Temperatures over the course of 2023 are now on track to be 1.4 degrees Celsius above pre-industrial average temperatures, Burgess said.

That is only 0.1 degrees below the target set by the Paris Climate Agreement, which aimed to limit warming to 1.5 degrees by the end of the century.

In September, however, it was already 1.75 degrees more than in the pre-industrial reference period from 1850 to 1900.

“Two months out from (UN World Climate Conference) COP28 – the sense of urgency for ambitious climate action has never been more critical,’’ Burgess added.

Antarctic sea ice also reached a historic low in September, covering 9 per cent less area than sea ice did on average from 1991 to 2020.

In the Arctic, sea ice in September was at its fifth lowest level.

In terms of rainfall, the picture was mixed in September.

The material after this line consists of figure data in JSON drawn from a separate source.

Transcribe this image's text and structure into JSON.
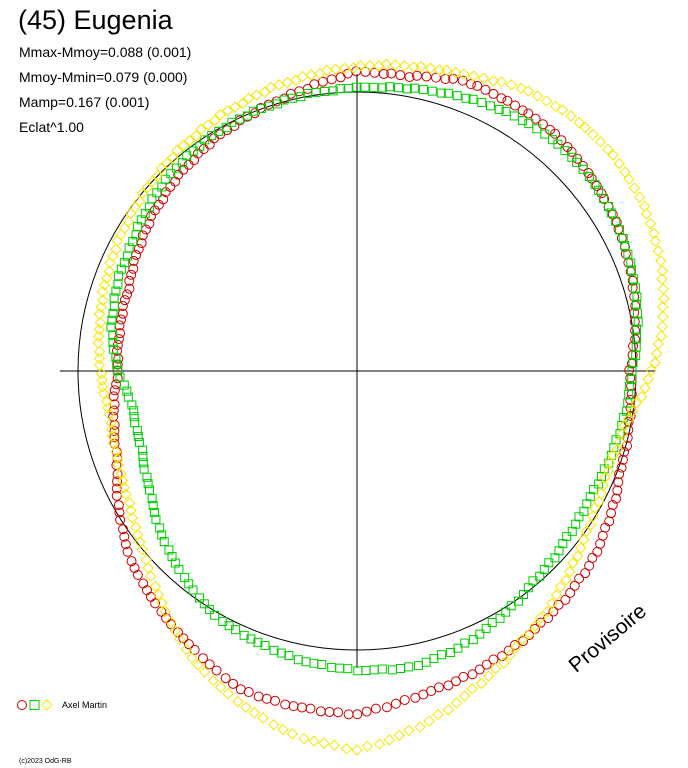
{
  "title": "(45) Eugenia",
  "stats": [
    "Mmax-Mmoy=0.088 (0.001)",
    "Mmoy-Mmin=0.079 (0.000)",
    "Mamp=0.167 (0.001)",
    "Eclat^1.00"
  ],
  "watermark": "Provisoire",
  "credit": "(c)2023 OdG-RB",
  "legend": {
    "label": "Axel Martin"
  },
  "colors": {
    "circle": "#cc0000",
    "square": "#00cc00",
    "diamond": "#f5e600",
    "axis": "#000000"
  },
  "chart_data": {
    "type": "scatter",
    "projection": "polar",
    "ref_circle_magnitude": 0.0,
    "series": [
      {
        "name": "Axel Martin",
        "marker": "circle",
        "color": "#cc0000",
        "points": [
          [
            90,
            -0.003
          ],
          [
            110,
            0.001
          ],
          [
            130,
            0.012
          ],
          [
            150,
            0.019
          ],
          [
            170,
            0.026
          ],
          [
            180,
            0.032
          ],
          [
            200,
            0.03
          ],
          [
            210,
            0.022
          ],
          [
            230,
            0.008
          ],
          [
            250,
            -0.012
          ],
          [
            270,
            -0.02
          ],
          [
            290,
            -0.018
          ],
          [
            310,
            -0.01
          ],
          [
            330,
            -0.003
          ],
          [
            340,
            0.0
          ],
          [
            350,
            0.004
          ],
          [
            0,
            0.01
          ],
          [
            10,
            0.01
          ],
          [
            20,
            0.015
          ],
          [
            40,
            0.015
          ],
          [
            60,
            0.01
          ],
          [
            75,
            0.004
          ]
        ]
      },
      {
        "name": "Axel Martin",
        "marker": "square",
        "color": "#00cc00",
        "points": [
          [
            90,
            -0.002
          ],
          [
            100,
            -0.004
          ],
          [
            110,
            -0.006
          ],
          [
            120,
            -0.007
          ],
          [
            130,
            -0.005
          ],
          [
            140,
            -0.002
          ],
          [
            150,
            0.003
          ],
          [
            160,
            0.008
          ],
          [
            170,
            0.011
          ],
          [
            180,
            0.01
          ],
          [
            190,
            0.008
          ],
          [
            200,
            0.005
          ],
          [
            210,
            0.002
          ],
          [
            220,
            -0.005
          ],
          [
            230,
            -0.012
          ],
          [
            240,
            -0.02
          ],
          [
            250,
            -0.025
          ],
          [
            260,
            -0.026
          ],
          [
            265,
            -0.024
          ],
          [
            270,
            -0.02
          ],
          [
            280,
            -0.015
          ],
          [
            290,
            -0.012
          ],
          [
            300,
            -0.01
          ],
          [
            310,
            -0.006
          ],
          [
            320,
            -0.003
          ],
          [
            330,
            -0.001
          ],
          [
            340,
            0.0
          ],
          [
            350,
            0.001
          ],
          [
            0,
            0.002
          ],
          [
            10,
            0.004
          ],
          [
            20,
            0.007
          ],
          [
            30,
            0.01
          ],
          [
            40,
            0.012
          ],
          [
            50,
            0.012
          ],
          [
            60,
            0.01
          ],
          [
            70,
            0.007
          ],
          [
            80,
            0.003
          ]
        ]
      },
      {
        "name": "Axel Martin",
        "marker": "diamond",
        "color": "#f5e600",
        "points": [
          [
            20,
            0.018
          ],
          [
            30,
            0.024
          ],
          [
            40,
            0.027
          ],
          [
            50,
            0.028
          ],
          [
            60,
            0.026
          ],
          [
            70,
            0.022
          ],
          [
            80,
            0.016
          ],
          [
            90,
            0.008
          ],
          [
            100,
            -0.002
          ],
          [
            110,
            -0.005
          ],
          [
            120,
            -0.002
          ],
          [
            130,
            0.004
          ],
          [
            140,
            0.012
          ],
          [
            150,
            0.02
          ],
          [
            160,
            0.03
          ],
          [
            170,
            0.041
          ],
          [
            180,
            0.05
          ],
          [
            190,
            0.045
          ],
          [
            200,
            0.036
          ],
          [
            210,
            0.026
          ],
          [
            220,
            0.012
          ],
          [
            230,
            0.0
          ],
          [
            240,
            -0.008
          ],
          [
            250,
            -0.012
          ],
          [
            260,
            -0.014
          ]
        ]
      }
    ]
  }
}
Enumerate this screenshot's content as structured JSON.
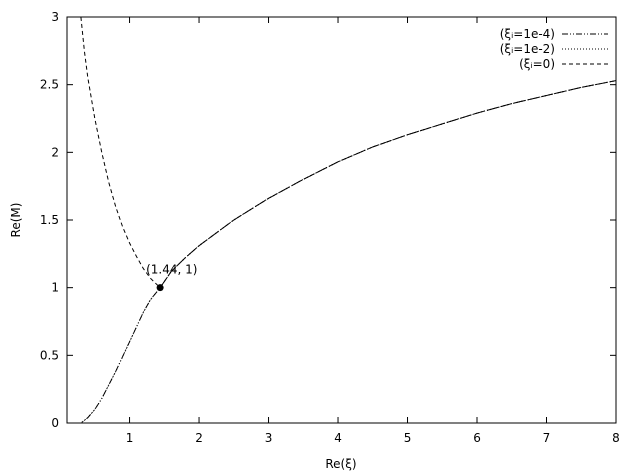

Large parts of Western Europe received more rain than usual and there was flooding in Greece and Libya as a result of Storm Daniel, a tropical-like cyclone that battered the Mediterranean Sea.

But other parts of Europe, the United States, Mexico, Central Asia and Australia recorded the driest September month since records began.

The EU’s Copernicus Climate Change Service regularly publishes data on temperature at the Earth’s surface, sea ice cover and precipitation data.

The findings were based on computer-generated analyses that incorporate billions of measurements from satellites, ships, aircraft and weather stations around the world.